The 90-day plan for JEE Main, written for the student who is behind.
What to cut, what to keep, and what to test yourself on every Sunday from now until the exam.
The last 90 days before JEE Main are not the time to start a new book or pick up a new chapter. They are the time to do fewer things, better.
If you are behind — and most students sitting JEE feel they are — the temptation is to cram. That is the wrong instinct. The right instinct is to triage.
Start by listing the chapters you know cold. For most students, this is shorter than they expect. Now list the chapters where you have read theory but not solved enough problems. This middle category is where the highest return on time lives.
Mechanics and electrostatics together account for nearly 40% of the JEE Main physics paper in most recent years. If those are not in your strong list, they should be the bulk of your next 60 days. Solve at least 30 mixed problems daily from these two chapters alone for the first three weeks.

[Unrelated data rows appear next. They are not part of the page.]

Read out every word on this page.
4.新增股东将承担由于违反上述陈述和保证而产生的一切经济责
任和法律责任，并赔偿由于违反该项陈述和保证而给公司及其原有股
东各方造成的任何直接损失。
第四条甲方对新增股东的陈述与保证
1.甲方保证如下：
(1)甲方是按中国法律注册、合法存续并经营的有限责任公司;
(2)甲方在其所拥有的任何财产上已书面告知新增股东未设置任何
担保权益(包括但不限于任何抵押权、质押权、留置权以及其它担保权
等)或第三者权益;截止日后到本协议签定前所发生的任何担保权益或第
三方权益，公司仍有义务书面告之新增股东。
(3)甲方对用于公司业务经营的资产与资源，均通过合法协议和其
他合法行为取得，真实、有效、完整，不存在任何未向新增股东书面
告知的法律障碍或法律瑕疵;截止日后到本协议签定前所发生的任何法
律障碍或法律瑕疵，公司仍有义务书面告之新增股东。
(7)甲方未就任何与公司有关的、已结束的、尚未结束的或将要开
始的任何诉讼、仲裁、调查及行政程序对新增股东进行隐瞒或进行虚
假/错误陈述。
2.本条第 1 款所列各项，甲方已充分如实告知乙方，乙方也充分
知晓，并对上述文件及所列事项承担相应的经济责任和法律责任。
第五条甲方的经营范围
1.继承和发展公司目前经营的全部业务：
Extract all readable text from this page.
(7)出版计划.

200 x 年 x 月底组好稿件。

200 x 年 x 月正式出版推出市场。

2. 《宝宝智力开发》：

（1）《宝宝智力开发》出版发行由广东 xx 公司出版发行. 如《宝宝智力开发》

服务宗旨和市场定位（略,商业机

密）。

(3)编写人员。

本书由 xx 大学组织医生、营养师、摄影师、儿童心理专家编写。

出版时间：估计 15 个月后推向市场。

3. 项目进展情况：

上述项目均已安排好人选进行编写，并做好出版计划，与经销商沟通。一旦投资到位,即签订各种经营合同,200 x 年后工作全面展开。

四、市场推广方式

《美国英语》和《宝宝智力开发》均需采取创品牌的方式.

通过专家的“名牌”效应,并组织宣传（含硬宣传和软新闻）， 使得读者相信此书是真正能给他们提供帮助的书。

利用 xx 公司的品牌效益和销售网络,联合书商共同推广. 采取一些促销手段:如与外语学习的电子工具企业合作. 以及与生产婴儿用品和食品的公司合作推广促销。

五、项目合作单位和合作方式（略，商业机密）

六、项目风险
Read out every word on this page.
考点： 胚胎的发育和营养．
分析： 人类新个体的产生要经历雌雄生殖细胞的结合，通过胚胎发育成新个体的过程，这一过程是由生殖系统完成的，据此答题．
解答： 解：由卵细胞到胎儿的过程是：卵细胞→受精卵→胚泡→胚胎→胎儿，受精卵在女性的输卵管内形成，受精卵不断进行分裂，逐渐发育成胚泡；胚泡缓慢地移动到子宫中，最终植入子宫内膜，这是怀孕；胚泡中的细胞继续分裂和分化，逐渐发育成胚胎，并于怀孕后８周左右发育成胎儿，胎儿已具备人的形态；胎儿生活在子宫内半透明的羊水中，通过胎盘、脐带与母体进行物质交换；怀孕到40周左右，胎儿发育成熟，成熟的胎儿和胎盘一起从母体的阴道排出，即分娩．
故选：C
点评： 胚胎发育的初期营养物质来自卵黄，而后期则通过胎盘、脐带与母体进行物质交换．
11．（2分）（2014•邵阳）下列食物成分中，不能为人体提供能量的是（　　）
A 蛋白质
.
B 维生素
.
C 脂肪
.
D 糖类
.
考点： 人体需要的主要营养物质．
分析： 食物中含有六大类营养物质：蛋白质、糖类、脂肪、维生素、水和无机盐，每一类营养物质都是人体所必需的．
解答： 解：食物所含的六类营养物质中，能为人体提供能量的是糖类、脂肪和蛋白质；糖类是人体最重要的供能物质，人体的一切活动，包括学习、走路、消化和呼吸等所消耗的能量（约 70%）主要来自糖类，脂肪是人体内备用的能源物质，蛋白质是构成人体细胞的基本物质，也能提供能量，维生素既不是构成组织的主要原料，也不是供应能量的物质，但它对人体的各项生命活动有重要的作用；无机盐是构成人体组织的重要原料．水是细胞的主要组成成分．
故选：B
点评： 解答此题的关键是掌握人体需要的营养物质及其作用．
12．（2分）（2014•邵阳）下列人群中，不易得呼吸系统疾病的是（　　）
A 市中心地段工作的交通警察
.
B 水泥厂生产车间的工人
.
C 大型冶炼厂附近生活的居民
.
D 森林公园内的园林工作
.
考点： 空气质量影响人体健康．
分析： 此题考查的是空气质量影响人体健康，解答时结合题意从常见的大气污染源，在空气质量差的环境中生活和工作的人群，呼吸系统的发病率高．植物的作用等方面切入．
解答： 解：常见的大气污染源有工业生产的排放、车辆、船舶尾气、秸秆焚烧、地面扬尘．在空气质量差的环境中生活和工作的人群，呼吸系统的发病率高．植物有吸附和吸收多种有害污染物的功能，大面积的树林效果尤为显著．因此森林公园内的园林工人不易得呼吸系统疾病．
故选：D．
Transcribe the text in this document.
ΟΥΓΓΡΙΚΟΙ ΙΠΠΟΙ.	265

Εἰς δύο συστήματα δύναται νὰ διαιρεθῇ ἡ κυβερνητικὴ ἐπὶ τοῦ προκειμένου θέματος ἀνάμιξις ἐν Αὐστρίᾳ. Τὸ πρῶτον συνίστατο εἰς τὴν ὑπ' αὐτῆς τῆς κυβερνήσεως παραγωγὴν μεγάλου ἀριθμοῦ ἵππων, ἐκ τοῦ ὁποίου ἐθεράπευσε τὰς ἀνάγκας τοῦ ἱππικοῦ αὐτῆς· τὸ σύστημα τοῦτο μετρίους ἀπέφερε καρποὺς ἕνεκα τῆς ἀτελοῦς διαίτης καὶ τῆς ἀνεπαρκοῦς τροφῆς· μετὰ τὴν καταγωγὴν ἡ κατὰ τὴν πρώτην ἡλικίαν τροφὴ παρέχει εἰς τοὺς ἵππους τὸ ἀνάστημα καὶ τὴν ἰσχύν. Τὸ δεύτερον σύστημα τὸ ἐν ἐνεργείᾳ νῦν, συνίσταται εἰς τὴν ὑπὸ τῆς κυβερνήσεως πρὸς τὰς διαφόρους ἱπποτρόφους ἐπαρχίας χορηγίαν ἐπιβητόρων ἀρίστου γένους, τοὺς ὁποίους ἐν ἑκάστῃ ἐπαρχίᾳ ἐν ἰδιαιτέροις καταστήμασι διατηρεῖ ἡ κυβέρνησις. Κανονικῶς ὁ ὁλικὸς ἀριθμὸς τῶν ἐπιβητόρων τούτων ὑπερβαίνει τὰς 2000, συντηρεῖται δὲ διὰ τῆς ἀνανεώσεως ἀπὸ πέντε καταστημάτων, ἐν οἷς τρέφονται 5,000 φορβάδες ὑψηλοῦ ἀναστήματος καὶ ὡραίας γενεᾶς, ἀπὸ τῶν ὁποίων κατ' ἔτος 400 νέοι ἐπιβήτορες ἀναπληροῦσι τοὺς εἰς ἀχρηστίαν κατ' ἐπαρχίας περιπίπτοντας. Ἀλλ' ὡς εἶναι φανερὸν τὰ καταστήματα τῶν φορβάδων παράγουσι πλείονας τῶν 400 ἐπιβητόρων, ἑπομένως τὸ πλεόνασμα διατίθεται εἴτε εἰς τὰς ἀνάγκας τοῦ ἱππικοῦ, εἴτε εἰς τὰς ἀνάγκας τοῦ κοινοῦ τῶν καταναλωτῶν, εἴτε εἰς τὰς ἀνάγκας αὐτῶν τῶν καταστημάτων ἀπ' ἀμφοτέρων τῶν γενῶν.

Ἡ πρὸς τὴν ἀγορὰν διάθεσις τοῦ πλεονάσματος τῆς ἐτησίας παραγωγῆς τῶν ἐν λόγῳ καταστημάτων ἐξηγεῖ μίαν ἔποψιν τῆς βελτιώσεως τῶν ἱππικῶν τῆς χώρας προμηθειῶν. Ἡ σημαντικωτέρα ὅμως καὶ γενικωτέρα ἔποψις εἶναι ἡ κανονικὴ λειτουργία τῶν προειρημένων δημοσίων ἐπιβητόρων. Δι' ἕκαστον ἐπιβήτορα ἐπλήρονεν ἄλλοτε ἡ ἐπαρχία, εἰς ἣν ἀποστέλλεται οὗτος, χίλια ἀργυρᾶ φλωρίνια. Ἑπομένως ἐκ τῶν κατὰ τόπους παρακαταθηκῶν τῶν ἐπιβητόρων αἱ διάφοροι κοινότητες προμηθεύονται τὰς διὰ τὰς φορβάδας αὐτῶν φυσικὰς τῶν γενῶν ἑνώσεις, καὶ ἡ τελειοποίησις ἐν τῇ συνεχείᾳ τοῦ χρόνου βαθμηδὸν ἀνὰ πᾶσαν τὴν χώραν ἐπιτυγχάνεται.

Modern Physics, semiconductors and EM induction are high return-on-time topics. They are conceptually small but show up in 4–5 questions every year. Master the formula sheets and one good problem set.
Mock tests every Sunday, OMR-style, for the entire 90 days. Without a strict mock cycle, all the revision in the world will not protect you from running out of time on exam day.
And finally — don't change your books in the last 90 days. Whatever you have been using is the right book.